Jeremy Zucker

"How to debug a bug: constraint-based analysis of a bioinformatics
pipeline for constructing genome-scale metabolic models from an
annotated genome"

Abstract: 

Despite the increasing availability of annotated genomes, a paucity of
genome-scale metabolic models have so far been published. The
bottleneck comes from the extensive manual curation which must take
place before attempting to make predictions with the model.

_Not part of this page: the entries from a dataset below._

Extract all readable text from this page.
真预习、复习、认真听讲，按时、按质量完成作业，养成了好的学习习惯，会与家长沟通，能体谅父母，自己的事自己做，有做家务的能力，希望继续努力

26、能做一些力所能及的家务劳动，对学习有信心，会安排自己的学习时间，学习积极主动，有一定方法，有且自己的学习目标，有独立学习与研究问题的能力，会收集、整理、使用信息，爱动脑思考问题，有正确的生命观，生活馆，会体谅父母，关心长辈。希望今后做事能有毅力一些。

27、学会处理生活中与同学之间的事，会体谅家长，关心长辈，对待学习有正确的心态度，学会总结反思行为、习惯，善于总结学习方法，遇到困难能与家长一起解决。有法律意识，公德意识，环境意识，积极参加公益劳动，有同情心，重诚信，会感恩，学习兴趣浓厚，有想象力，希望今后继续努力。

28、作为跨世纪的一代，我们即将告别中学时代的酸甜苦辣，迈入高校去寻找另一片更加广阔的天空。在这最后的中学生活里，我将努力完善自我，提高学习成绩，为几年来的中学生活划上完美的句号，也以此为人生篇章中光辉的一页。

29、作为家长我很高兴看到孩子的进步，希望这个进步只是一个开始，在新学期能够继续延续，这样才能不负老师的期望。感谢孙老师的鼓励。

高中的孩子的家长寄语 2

However,
if a bioinformatics pipeline for constructing models of metabolism
from genomes is to succeed, it must also incorporate a systematic
method for curating each model.  We outline a proposal for
constructing such a pipeline by generating these models from metabolic
pathway/genome databases and applying constraint-based reasoning
techniques to discover errors in the underlying data and data
representations.  By creating a feedback loop between model and
database, we hope to accelerate the curation process to the point that
systematic application of these models to a large variety of organisms
becomes feasible.

When the model fails to predict outcomes correctly, we must apply the
scientific method to the system as a whole. Errors may be introduced
at any point in the pipeline and propagate downstream to contribute to
an incorrect result.  For constraint-based models of metabolism, the
most conservative assumptions underlying the model are stoichiometric
constraints such as mass balance, thermodynamic constraints such as
the reversibility of the reaction, and enzyme capacity constraints to
limit the maximum flux through a reaction.  These constraints act as
hard, inviolable physicochemical constraints that cells must abide by.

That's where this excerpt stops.